While observing galaxies in the early life of the universe, Yale University researchers discovered nine young galaxies presenting unusual high densities of stars. Although measuring only 5,000 light years in diameter, as opposed to the Milky Way which is more than 100,000 light years across, these galaxies contain amounts of matter some 200 billion times larger than our Sun.
"Seeing the compact sizes of these galaxies is a puzzle. No massive galaxy at this distance has ever been observed to be so compact, and it is not yet clear how one of these would build itself up to be the size of the galaxies we see today", said leader of the study, Pieter G. van Dokkum from Yale.
Basically these galaxies contain roughly the same number of stars as the Milky Way, only that these could fit altogether inside the galactic nucleus. "These ultra-dense galaxies, forming the building blocks of today's largest galaxies might comprise half of all galaxies of that mass at this early time", explained van Dokkum. However, over a period of 11 billion years they would suffer significant changes, mostly by expanding into space-time. "While they could get larger by colliding with other galaxies, such collisions may not be the complete answer."
The observations have been carried out with the help of NASA/ESA's Hubble Space Telescope and the Keck Observatory in Hawaii. "What we see now is that way these compact galaxies existed 11 billion years ago, when the universe was less than 3 billion years old. Only Hubble and Keck can see the sizes of these galaxies because they are very small and far away", van Dokkum said.
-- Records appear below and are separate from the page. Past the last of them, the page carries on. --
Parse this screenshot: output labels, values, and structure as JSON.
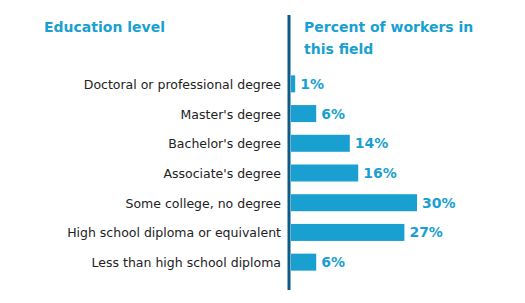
{
  "chart_data": {
    "type": "bar",
    "orientation": "horizontal",
    "category_label": "Education level",
    "value_label": "Percent of workers in this field",
    "categories": [
      "Doctoral or professional degree",
      "Master's degree",
      "Bachelor's degree",
      "Associate's degree",
      "Some college, no degree",
      "High school diploma or equivalent",
      "Less than high school diploma"
    ],
    "values": [
      1,
      6,
      14,
      16,
      30,
      27,
      6
    ],
    "value_labels": [
      "1%",
      "6%",
      "14%",
      "16%",
      "30%",
      "27%",
      "6%"
    ],
    "color": "#1a9fd1",
    "xlim": [
      0,
      30
    ],
    "data_labels": true,
    "tick_labels": "y"
  }
}
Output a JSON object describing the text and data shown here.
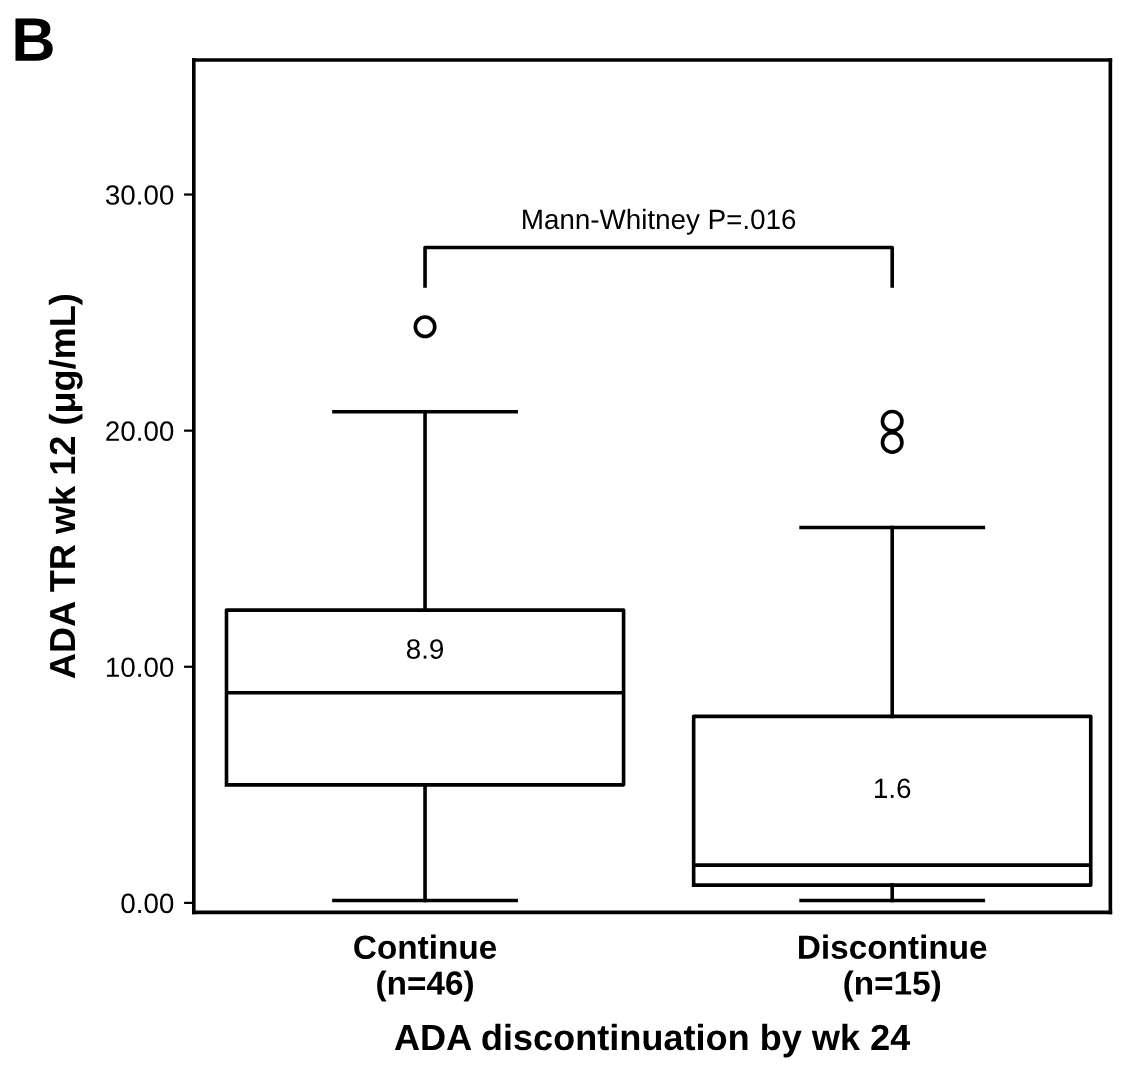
{
  "chart_data": {
    "type": "box",
    "title": "B",
    "ylabel": "ADA TR wk 12 (μg/mL)",
    "xlabel": "ADA discontinuation by wk 24",
    "categories": [
      "Continue\n(n=46)",
      "Discontinue\n(n=15)"
    ],
    "boxes": [
      {
        "low": 0.1,
        "q1": 5.0,
        "median": 8.9,
        "q3": 12.4,
        "high": 20.8,
        "outliers": [
          24.4
        ]
      },
      {
        "low": 0.1,
        "q1": 0.75,
        "median": 1.6,
        "q3": 7.9,
        "high": 15.9,
        "outliers": [
          19.5,
          20.4
        ]
      }
    ],
    "value_labels": [
      "8.9",
      "1.6"
    ],
    "annotations": [
      "Mann-Whitney P=.016"
    ],
    "ylim": [
      -0.4,
      35.7
    ],
    "yticks": [
      {
        "value": 0,
        "label": "0.00"
      },
      {
        "value": 10,
        "label": "10.00"
      },
      {
        "value": 20,
        "label": "20.00"
      },
      {
        "value": 30,
        "label": "30.00"
      }
    ],
    "grid": false
  }
}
Previous studies of these types of galaxies have also been carried two years ago with the Gemini South Telescope Near-Infrared Spectrograph and showed that the vast majority of stars were only a billion years old, while more massive stellar bodies had already exploded into supernovae.
"In the Hubble Deep Field, astronomers found that star-forming galaxies are small. However, these galaxies were also very low in mass. They weigh much less than our Milky Way. Our study, which surveyed a much larger area than in the Hubble Deep Field, surprisingly shows that galaxies with the same weight as out Milky Way were also very small in the past. All galaxies look really different in early times, even massive ones that formed their stars early", said Marijn Franx from the Leiden University.
Van Dokkum believes that soon after the Big Bang event occurred, dark matter may have experienced uneven distribution across the universe, and large masses of hydrogen gas could have been trapped in areas with high concentrations of dark matter and started collapsing. This process could have triggered high star formation rates to create the young highly compact galaxies we see today in the early universe.
Other measurements reveal that the spin velocity around their axis is about twice as high as that observed in galaxies inside the Local Group – about 500 kilometers per second, or 1.6 million kilometer per hour. This effect is easily explainable through the fact that as galaxies become larger they find it more difficult to spin material around the nucleus.